|Draft Foundations Law Lodged In Jersey|
By Jason Gorringe
(This article is from Tax-News.com, and we put it here only for our internal members to study and research. If it violates the author’s copyright, please send e-mail to firstname.lastname@example.org, and we will delete it immediately.)
The Jersey authorities lodged proposals for a draft Foundations Law, designed to introduce to Jersey a new legal entity, the ‘foundation’, which will be used for wealth management and charitable purposes.
Foundations have a long history in continental Europe. In medieval times they were used for charitable or religious purposes. More recently they are commonly used for wealth management purposes in a number of offshore jurisdictions.
Under the proposals put forward on September 9, unlike a company, a foundation will not have shareholders. The role of shareholders in holding the board of directors to account will be taken instead by the guardian, who will not have any direct interest in the foundation.
The foundation, as a body corporate, will hold assets in its own name. It will use these assets in accordance with its constitutional documents, either to benefit specified persons or for a specified purpose. These constitutional documents will be a charter, a public document held by the registrar, and the regulations, which will be a private document.
The charter will set out, at a minimum, certain key piece of information regarding the founder.
It will be permissible for a foundation to include all the relevant information in its charter, and this may be the case, e.g. for charitable foundations which wish to put all information in the public domain. However, it is envisaged by the Jersey authorities that the majority of founders and foundations will wish to preserve confidentiality over certain information and will therefore include these matters in private regulations.

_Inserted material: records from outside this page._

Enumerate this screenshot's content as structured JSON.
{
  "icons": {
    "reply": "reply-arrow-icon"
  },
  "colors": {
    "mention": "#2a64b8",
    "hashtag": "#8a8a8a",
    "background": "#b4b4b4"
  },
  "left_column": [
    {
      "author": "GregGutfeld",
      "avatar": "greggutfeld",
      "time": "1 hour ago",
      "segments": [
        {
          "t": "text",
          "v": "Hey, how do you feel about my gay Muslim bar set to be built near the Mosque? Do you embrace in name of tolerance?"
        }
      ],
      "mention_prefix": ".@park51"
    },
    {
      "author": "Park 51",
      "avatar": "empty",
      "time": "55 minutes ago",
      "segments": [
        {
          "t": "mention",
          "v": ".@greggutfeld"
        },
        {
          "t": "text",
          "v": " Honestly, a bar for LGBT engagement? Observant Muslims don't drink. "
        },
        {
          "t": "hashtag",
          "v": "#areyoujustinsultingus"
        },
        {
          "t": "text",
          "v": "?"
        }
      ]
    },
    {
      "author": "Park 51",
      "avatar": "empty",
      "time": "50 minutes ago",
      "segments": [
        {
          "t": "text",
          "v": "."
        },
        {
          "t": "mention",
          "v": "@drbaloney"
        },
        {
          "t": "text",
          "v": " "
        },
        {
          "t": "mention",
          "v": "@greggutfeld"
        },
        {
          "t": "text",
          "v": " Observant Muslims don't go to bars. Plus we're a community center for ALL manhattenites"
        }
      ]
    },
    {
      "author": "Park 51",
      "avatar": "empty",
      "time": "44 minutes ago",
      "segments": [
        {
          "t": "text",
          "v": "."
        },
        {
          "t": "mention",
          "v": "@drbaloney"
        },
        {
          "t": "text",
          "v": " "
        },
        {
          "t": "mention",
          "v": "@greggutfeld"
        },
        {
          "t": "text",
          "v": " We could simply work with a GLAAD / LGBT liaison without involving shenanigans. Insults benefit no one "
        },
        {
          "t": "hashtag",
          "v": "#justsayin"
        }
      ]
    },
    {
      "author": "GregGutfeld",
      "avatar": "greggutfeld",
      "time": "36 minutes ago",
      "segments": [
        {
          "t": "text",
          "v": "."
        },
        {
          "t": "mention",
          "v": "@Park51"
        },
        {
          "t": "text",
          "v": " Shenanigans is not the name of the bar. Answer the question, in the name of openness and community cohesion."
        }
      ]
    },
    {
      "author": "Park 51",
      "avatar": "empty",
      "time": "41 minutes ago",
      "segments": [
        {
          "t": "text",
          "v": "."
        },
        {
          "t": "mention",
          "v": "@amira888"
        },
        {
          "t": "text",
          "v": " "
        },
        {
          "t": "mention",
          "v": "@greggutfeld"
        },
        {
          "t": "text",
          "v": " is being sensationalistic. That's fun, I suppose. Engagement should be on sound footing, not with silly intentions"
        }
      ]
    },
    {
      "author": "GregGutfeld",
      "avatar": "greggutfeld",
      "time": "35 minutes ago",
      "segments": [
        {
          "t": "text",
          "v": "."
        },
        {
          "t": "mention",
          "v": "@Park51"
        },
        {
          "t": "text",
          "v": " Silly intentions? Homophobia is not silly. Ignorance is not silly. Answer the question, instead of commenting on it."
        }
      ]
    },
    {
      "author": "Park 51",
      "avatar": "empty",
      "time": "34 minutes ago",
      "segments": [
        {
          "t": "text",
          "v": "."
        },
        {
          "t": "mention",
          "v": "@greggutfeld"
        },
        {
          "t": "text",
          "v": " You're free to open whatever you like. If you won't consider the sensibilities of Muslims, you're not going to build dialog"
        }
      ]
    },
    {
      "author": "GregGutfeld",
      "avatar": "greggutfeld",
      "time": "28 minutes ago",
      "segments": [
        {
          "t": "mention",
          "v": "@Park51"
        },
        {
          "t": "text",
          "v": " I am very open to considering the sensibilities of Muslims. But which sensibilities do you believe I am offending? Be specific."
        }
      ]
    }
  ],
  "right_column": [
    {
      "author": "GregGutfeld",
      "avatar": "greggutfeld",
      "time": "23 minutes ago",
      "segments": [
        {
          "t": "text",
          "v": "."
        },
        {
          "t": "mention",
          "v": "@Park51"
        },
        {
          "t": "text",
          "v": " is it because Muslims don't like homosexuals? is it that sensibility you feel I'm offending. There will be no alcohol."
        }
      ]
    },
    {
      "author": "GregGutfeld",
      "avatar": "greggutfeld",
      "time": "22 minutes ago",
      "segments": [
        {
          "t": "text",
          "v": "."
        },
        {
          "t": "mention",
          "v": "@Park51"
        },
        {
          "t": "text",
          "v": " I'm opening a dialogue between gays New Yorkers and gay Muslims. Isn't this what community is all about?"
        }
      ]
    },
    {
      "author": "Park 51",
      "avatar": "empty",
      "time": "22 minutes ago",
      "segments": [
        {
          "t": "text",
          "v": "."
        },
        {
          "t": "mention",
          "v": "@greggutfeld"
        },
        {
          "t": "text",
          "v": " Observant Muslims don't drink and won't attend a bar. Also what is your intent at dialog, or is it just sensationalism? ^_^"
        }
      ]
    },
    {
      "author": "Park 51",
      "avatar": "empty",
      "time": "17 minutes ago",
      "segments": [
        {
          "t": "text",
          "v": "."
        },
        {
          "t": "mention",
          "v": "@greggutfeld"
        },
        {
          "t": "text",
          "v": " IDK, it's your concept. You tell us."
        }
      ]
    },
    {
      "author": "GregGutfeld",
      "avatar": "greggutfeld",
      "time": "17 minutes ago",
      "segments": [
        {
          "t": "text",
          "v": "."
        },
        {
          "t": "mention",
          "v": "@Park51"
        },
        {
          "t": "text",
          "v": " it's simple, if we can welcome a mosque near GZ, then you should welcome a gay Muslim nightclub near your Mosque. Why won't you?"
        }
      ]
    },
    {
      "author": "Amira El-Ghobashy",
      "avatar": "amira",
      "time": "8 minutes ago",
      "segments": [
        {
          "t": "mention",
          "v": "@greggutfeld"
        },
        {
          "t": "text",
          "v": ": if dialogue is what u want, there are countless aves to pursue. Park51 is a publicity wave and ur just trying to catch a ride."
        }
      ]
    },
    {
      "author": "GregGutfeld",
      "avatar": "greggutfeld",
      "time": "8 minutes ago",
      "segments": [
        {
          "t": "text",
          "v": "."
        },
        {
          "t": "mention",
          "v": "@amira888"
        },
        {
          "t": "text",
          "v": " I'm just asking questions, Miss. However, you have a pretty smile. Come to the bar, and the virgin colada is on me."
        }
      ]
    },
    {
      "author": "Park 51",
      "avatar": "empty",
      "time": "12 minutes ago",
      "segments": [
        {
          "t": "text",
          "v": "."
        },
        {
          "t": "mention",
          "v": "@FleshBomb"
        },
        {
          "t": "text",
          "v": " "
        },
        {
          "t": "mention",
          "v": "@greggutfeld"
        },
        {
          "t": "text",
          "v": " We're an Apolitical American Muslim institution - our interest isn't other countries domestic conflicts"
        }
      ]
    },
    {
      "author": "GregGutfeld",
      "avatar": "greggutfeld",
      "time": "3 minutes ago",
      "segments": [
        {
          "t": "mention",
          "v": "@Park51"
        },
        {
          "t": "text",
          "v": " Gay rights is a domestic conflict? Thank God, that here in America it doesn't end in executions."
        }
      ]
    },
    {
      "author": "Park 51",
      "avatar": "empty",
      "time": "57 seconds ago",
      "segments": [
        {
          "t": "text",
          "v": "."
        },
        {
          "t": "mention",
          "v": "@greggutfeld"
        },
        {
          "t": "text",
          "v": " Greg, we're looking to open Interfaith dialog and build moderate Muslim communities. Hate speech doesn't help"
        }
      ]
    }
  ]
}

Welcoming the proposal, Minister for Economic Development, Senator Ozouf, observed that:
“This is a major step forward for the Island’s finance industry. The Jersey foundation will be attractive to investors, especially those from countries where trusts are unknown. It will also assist those wishing to establish foundations for charitable purposes. It is an innovative product which will help to maintain Jersey’s position as one of the world’s leading finance centers.”
Countering concerns with regard to the possible use of the new entity for illicit purposes, the States authorities explained that:
"A foundation will be an incorporated legal entity, incorporating some of the best features of companies and trusts. It will be run by a foundation council, similar to a company’s board of directors. However, unlike a board of directors (or the trustees of a trust) a foundation council will be required to have at least one member who is a Jersey financial professional regulated by the Jersey Financial Services Commission."
"The high quality of Jersey’s regulated community will ensure that Jersey foundations are effectively and responsibly run. This will ensure that investors can be confident in relying on Jersey foundations, and also that the Island complies with its international obligations in respect of preventing fiscal crime."